I have a DataFrame with dozens of columns.
Therapy area Procedures1 Procedures2 Procedures3
Oncology 450 450 2345
Oncology 367 367 415
Oncology 152 152 4945
Oncology 876 876 345
Oncology 1098 1098 12
Oncology 1348 1348 234
Nononcology 225 225 345
Nononcology 300 300 44
Nononcology 267 267 45
Nononcology 90 90 4567
I want to change numeric values in all Procedure
columns into buckets.
For one column it will be something like
def hello(x):
if x['Therapy area'] == 'Oncology' and x['Procedures1'] < 200: return int(1)
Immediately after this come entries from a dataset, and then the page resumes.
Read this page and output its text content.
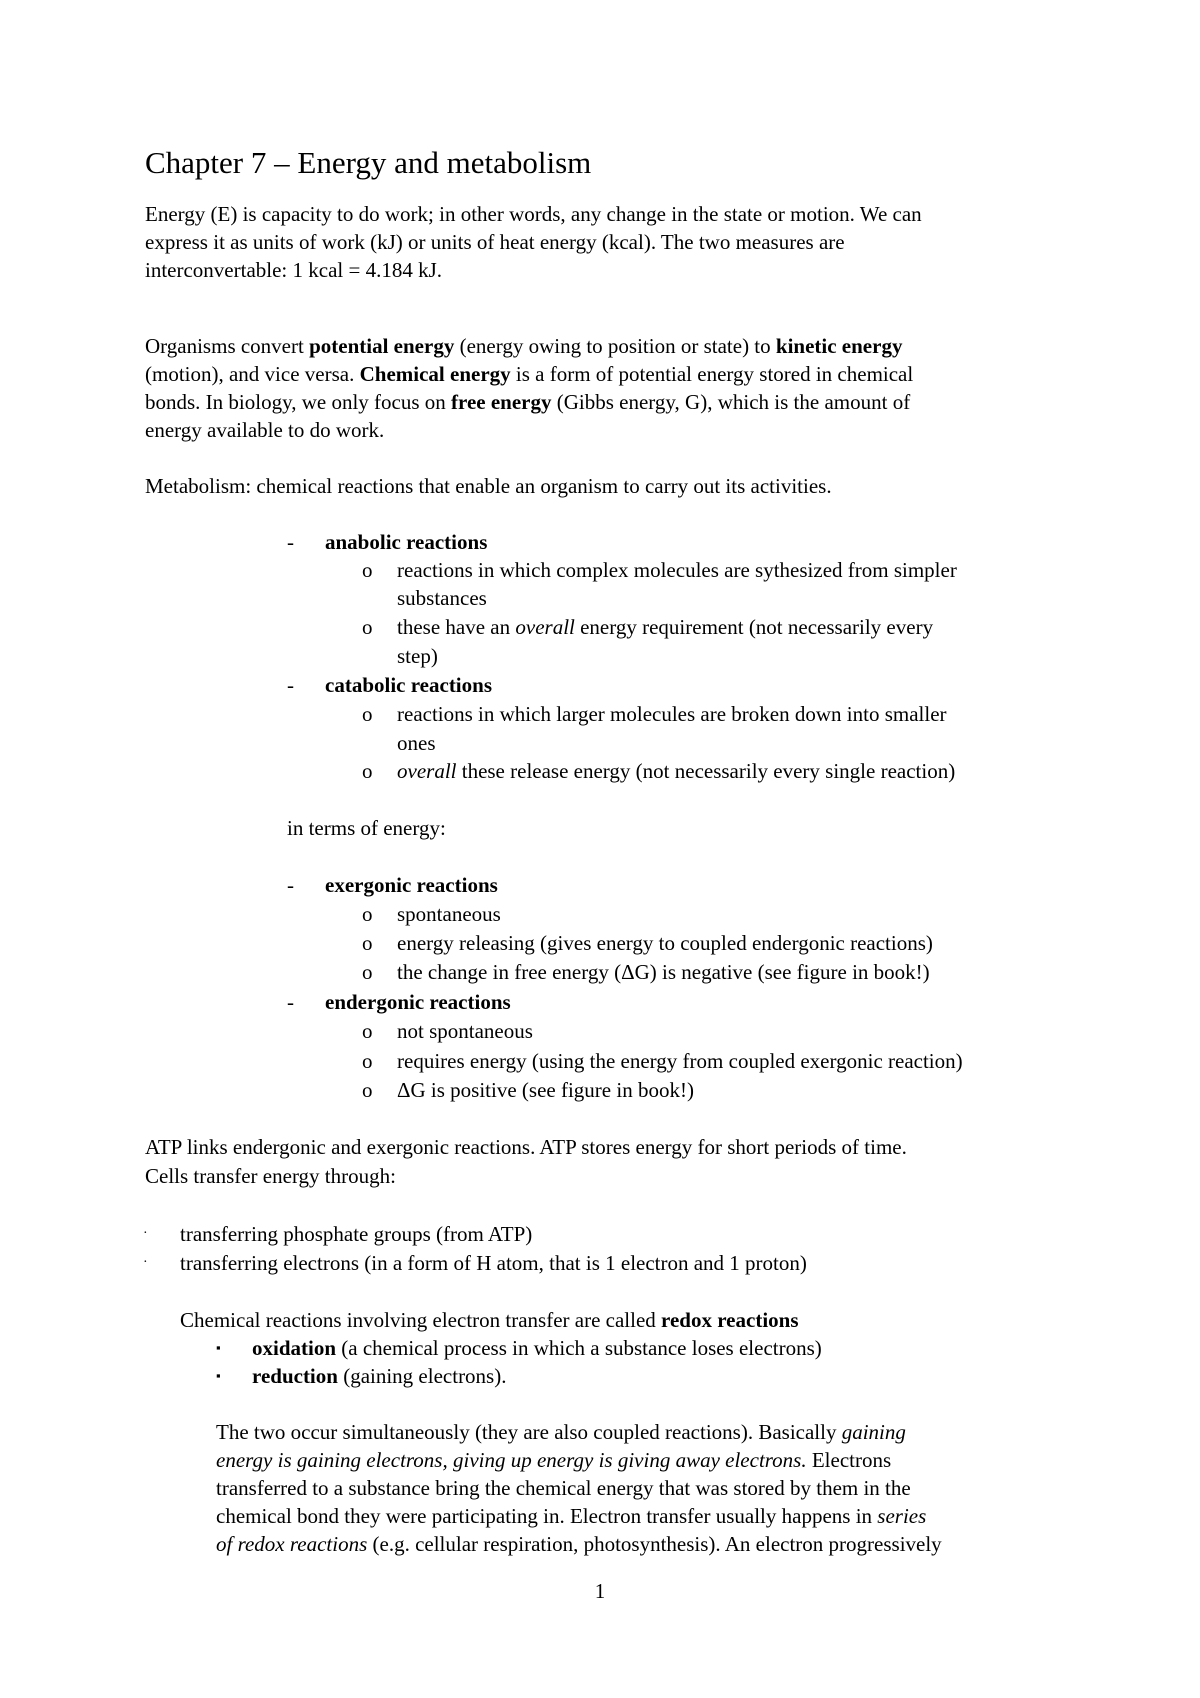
Chapter 7 – Energy and metabolism

Energy (E) is capacity to do work; in other words, any change in the state or motion. We can

express it as units of work (kJ) or units of heat energy (kcal). The two measures are

interconvertable: 1 kcal = 4.184 kJ.

Organisms convert potential energy (energy owing to position or state) to kinetic energy

(motion), and vice versa. Chemical energy is a form of potential energy stored in chemical

bonds. In biology, we only focus on free energy (Gibbs energy, G), which is the amount of

energy available to do work.

Metabolism: chemical reactions that enable an organism to carry out its activities.

- anabolic reactions
o reactions in which complex molecules are sythesized from simpler

substances

o these have an overall energy requirement (not necessarily every

step)

- catabolic reactions
o reactions in which larger molecules are broken down into smaller

ones

o overall these release energy (not necessarily every single reaction)

in terms of energy:

- exergonic reactions
o spontaneous

o energy releasing (gives energy to coupled endergonic reactions)

o the change in free energy (ΔG) is negative (see figure in book!)

- endergonic reactions
o not spontaneous

o requires energy (using the energy from coupled exergonic reaction)

o ΔG is positive (see figure in book!)

ATP links endergonic and exergonic reactions. ATP stores energy for short periods of time.

Cells transfer energy through:

· transferring phosphate groups (from ATP)

· transferring electrons (in a form of H atom, that is 1 electron and 1 proton)

Chemical reactions involving electron transfer are called redox reactions

▪ oxidation (a chemical process in which a substance loses electrons)

▪ reduction (gaining electrons).

The two occur simultaneously (they are also coupled reactions). Basically gaining

energy is gaining electrons, giving up energy is giving away electrons. Electrons

transferred to a substance bring the chemical energy that was stored by them in the

chemical bond they were participating in. Electron transfer usually happens in series

of redox reactions (e.g. cellular respiration, photosynthesis). An electron progressively

1
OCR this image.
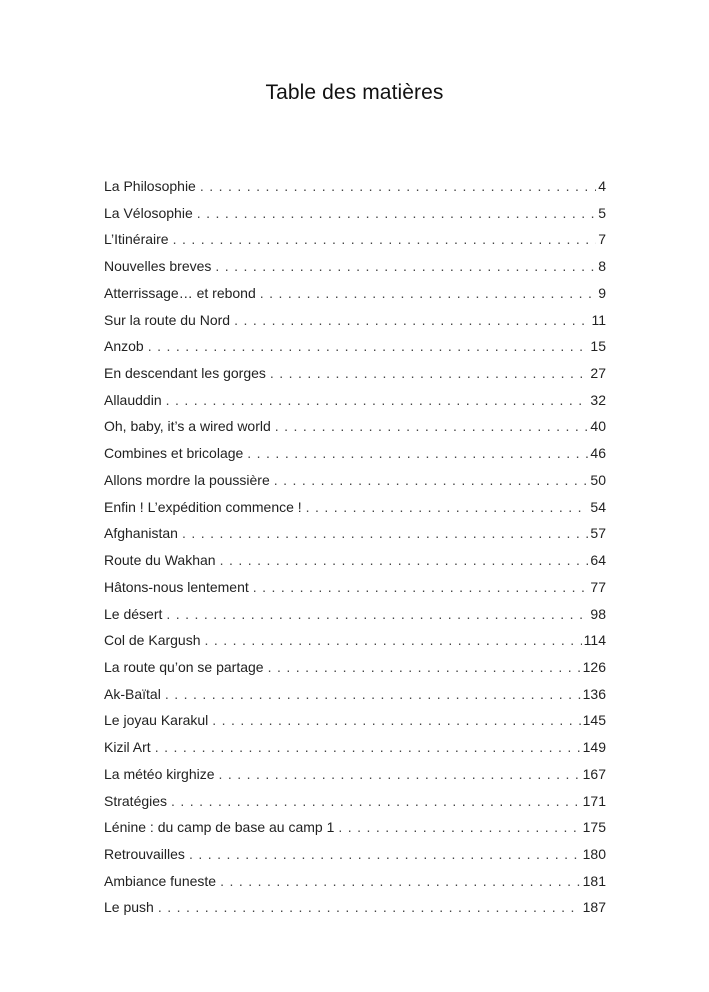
Table des matières
La Philosophie . . .	4
La Vélosophie . . .	5
L’Itinéraire . . .	7
Nouvelles breves . . .	8
Atterrissage… et rebond . . .	9
Sur la route du Nord . . .	11
Anzob . . .	15
En descendant les gorges . . .	27
Allauddin . . .	32
Oh, baby, it’s a wired world . . .	40
Combines et bricolage . . .	46
Allons mordre la poussière . . .	50
Enfin ! L’expédition commence ! . . .	54
Afghanistan . . .	57
Route du Wakhan . . .	64
Hâtons-nous lentement . . .	77
Le désert . . .	98
Col de Kargush . . .	114
La route qu’on se partage . . .	126
Ak-Baïtal . . .	136
Le joyau Karakul . . .	145
Kizil Art . . .	149
La météo kirghize . . .	167
Stratégies . . .	171
Lénine : du camp de base au camp 1 . . .	175
Retrouvailles . . .	180
Ambiance funeste . . .	181
Le push . . .	187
if x['Therapy area'] == 'Oncology' and x['Procedures1'] in range (200, 500): return 2
if x['Therapy area'] == 'Oncology' and x['Procedures1'] in range (500, 1000): return 3
if x['Therapy area'] == 'Oncology' and x['Procedures1'] > 1000: return 4
if x['Therapy area'] != 'Oncology' and x['Procedures1'] < 200: return 11
if x['Therapy area'] != 'Oncology' and x['Procedures1'] in range (200, 500): return 22
if x['Therapy area'] != 'Oncology' and x['Procedures1'] in range (500, 1000): return 33
if x['Therapy area'] != 'Oncology' and x['Procedures1'] > 1000: return 44
test['Procedures1'] = test.apply(hello, axis=1)
What is the most efficient way to apply this for dozens of columns with different column names (not Procedures1
, Procedures2
, 'Procedures3` etc)?
When using cut
with specific bins I get the error:
ValueError: bins must increase monotonically.
Since I can have different values how can I solve this with logical operations, not bins?
Also the values can be different depending on the "Therapy area" column, like 11, 22, 33, 44 for Nononcology and 1, 2, 3, 4 for Oncology.